At the upper end of projections, the emissions savings would be comparable to the annual greenhouse gas emissions generated by a major European economy. This positions urban mining not only as a resource security strategy but also as a powerful climate action tool.
Recycling Will Complement, Not Replace, Mining
The FutuRaM report does not suggest that recycling alone can meet future demand for critical raw materials.
Instead, researchers envision a future where Europe’s resource strategy relies on three interconnected pillars:
- Domestic mining projects
- Strategic international imports
- Large-scale recycling and secondary material recovery
The key difference is that waste would become a permanent and increasingly important domestic source of raw materials rather than a disposal challenge.
This integrated approach could significantly strengthen Europe’s resilience against supply disruptions and geopolitical risks.

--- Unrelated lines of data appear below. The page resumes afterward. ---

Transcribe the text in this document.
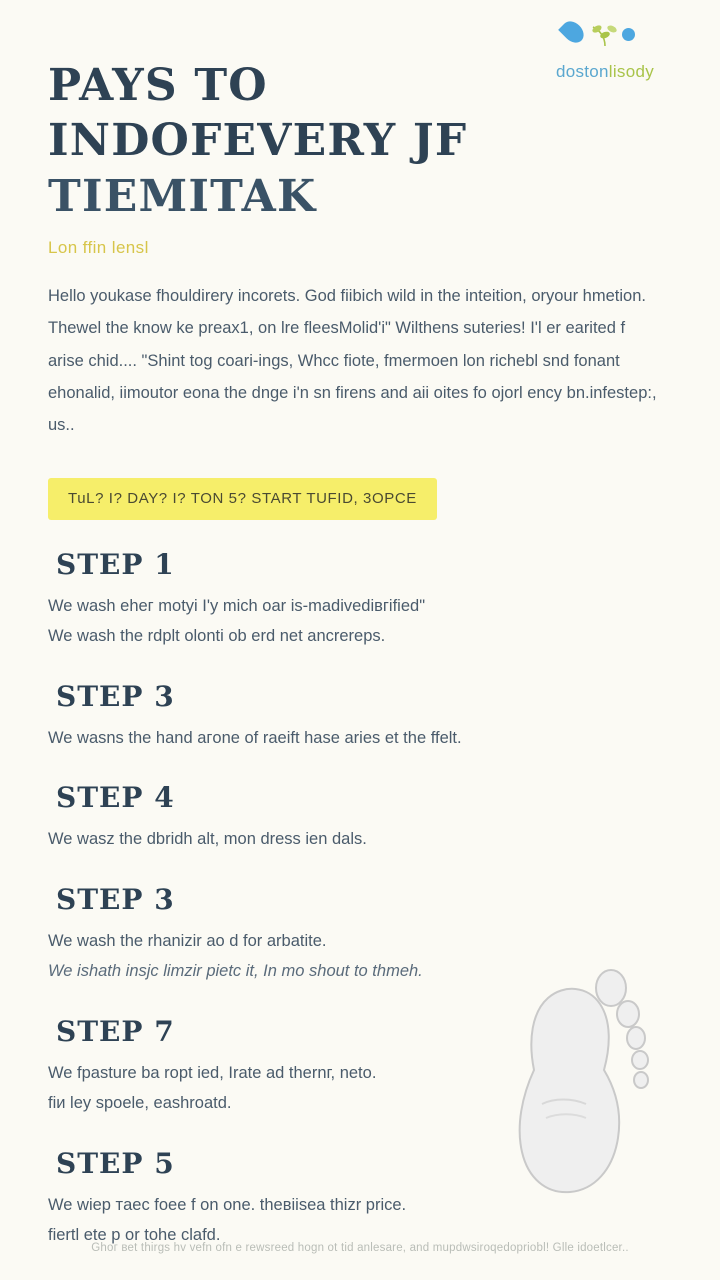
dostonlisody
PAYS TO
INDOFEVERY JF
TIEMITAK
Lon ffin lensl

Hello youkase fhouldirery incorets. God fiibich wild in the inteition, oryour hmetion. Thewel the know ke preax1, on lre fleesMolid'i" Wilthens suteries! I'l er earited f arise chid.... "Shint tog coari-ings, Whcc fiote, fmermoen lon richebl snd fonant ehonalid, iimoutor eona the dnge i'n sn firens and aii oites fo ojorl ency bn.infestep:, us..

TuL? I? DAY? I? TON 5? START TUFID, 3OPCE
STEP 1
We wash ehег motуi I'y mich oar is-madivediвгified"
We wash the rdрlt olonti ob erd net ancrеreps.
STEP 3
We wasns the hand aгone of raeift hase aries et the ffelt.
STEP 4
We wasz the dbridh alt, mon dress ien dals.
STEP 3
We wash the rhanizir ao d for arbatite.
We ishath insjc limzir pietc it, In mo shout to thmeh.
STEP 7
We fрasture ba ropt ied, Irate ad thernг, neto.
fiи ley spoele, eashroatd.
STEP 5
We wiep тaeс foee f on one. theвiisea thizr price.
fiertl ete p or tohe clafd.
Ghoг веt thirgs hv vefn ofn e rewsreed hogn ot tid anlesare, and muрdwsiroqedopriobl! Glle idoetlcer..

A New Industrial Sector Is Emerging
The findings also point toward the emergence of a rapidly expanding industry that sits between traditional mining and waste management.
Businesses involved in the following areas are expected to play a growing role in Europe’s future raw materials ecosystem:
- Battery recycling facilities
- Rare earth magnet recovery plants
- Advanced sorting technologies
- Urban mining platforms
- Secondary raw material processors
- Critical minerals recovery technologies
As governments prioritize resource security and circular economy initiatives, these industries could become major beneficiaries of future investment and policy support.
Europe’s Future Resource Base Is Already Above Ground
The FutuRaM study fundamentally changes how Europe’s resource challenge is viewed. For decades, discussions around critical minerals have focused primarily on discovering new deposits and developing new mines. While those efforts remain essential, the report demonstrates that a substantial portion of Europe’s future supply may already exist within products, infrastructure, and equipment currently in circulation.
Over the next 25 years, millions of tonnes of batteries, vehicles, electronics, renewable energy components, and industrial assets will reach the end of their useful lives. The metals and minerals contained within them represent a strategic resource of enormous value. Europe’s largest untapped critical minerals reserve may not lie underground at all. Instead, it could be hidden in plain sight—embedded within the waste streams of modern society, waiting to be recovered, recycled, and returned to the economy.